Friday's budget presentation noted that nationally, Iowa ranks 48th in the percentage of the total state budget spent on corrections, at 1.8 percent.
Also, during Friday's meeting, board member Johnie Hammond - a former state legislator from Ames - asked the panel to consider adopting an anti-shackling policy for pregnant female prisoners. She said about 20 other states have adopted similar legislation.
Hammond said she has been told the state corrections department currently operates under a policy similar to the model legislation she proposed, where female inmates are not shackled after their six month of pregnancy.
But she noted the policy she proposed also would apply to jails in Iowa that may have no policy or different policies from the state agency. She said she did not want any female prisoner who has gone into labor to be shackled under any circumstance, noting “when you're nine months pregnant and in labor you're not in any condition to run away.”
Baldwin estimated that there are one to two births in the prison system per month and that the state's policy “is a mirror” of what Hammond proposed.

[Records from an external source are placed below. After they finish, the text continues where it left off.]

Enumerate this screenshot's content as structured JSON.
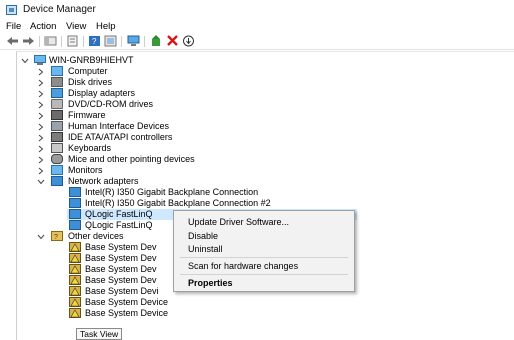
{
  "window": {
    "title": "Device Manager"
  },
  "menu": [
    "File",
    "Action",
    "View",
    "Help"
  ],
  "toolbar": {
    "buttons": [
      "back-icon",
      "forward-icon",
      "show-hide-tree-icon",
      "properties-icon",
      "help-icon",
      "show-hidden-icon",
      "scan-hardware-icon",
      "update-driver-icon",
      "uninstall-icon",
      "disable-icon"
    ]
  },
  "tree": {
    "root": "WIN-GNRB9HIEHVT",
    "categories": [
      {
        "label": "Computer",
        "icon": "computer-icon",
        "expanded": false
      },
      {
        "label": "Disk drives",
        "icon": "disk-drive-icon",
        "expanded": false
      },
      {
        "label": "Display adapters",
        "icon": "display-adapter-icon",
        "expanded": false
      },
      {
        "label": "DVD/CD-ROM drives",
        "icon": "dvd-drive-icon",
        "expanded": false
      },
      {
        "label": "Firmware",
        "icon": "firmware-icon",
        "expanded": false
      },
      {
        "label": "Human Interface Devices",
        "icon": "hid-icon",
        "expanded": false
      },
      {
        "label": "IDE ATA/ATAPI controllers",
        "icon": "ide-controller-icon",
        "expanded": false
      },
      {
        "label": "Keyboards",
        "icon": "keyboard-icon",
        "expanded": false
      },
      {
        "label": "Mice and other pointing devices",
        "icon": "mouse-icon",
        "expanded": false
      },
      {
        "label": "Monitors",
        "icon": "monitor-icon",
        "expanded": false
      },
      {
        "label": "Network adapters",
        "icon": "network-adapter-icon",
        "expanded": true
      }
    ],
    "network_adapters": [
      "Intel(R) I350 Gigabit Backplane Connection",
      "Intel(R) I350 Gigabit Backplane Connection #2",
      "QLogic FastLinQ",
      "QLogic FastLinQ"
    ],
    "other_devices_label": "Other devices",
    "other_devices": [
      "Base System Dev",
      "Base System Dev",
      "Base System Dev",
      "Base System Dev",
      "Base System Devi",
      "Base System Device",
      "Base System Device"
    ]
  },
  "context_menu": {
    "items": [
      {
        "label": "Update Driver Software...",
        "bold": false
      },
      {
        "label": "Disable",
        "bold": false
      },
      {
        "label": "Uninstall",
        "bold": false
      },
      {
        "label": "Scan for hardware changes",
        "bold": false
      },
      {
        "label": "Properties",
        "bold": true
      }
    ]
  },
  "tooltip": "Task View"
}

“We don't shackle any female offender who is giving birth unless the situation is so dangerous that it warrants it and honestly I can't remember the last time that we have done that,” he said.
The DOC director said the issue has been introduced in previous legislative sessions but has not progressed very far. He said if the board chooses to adopt Hammond's proposal in September, his agency would support it as part of its 2013 legislative package.
“The fact is, if it's not in the law, it could happen,” Hammond said.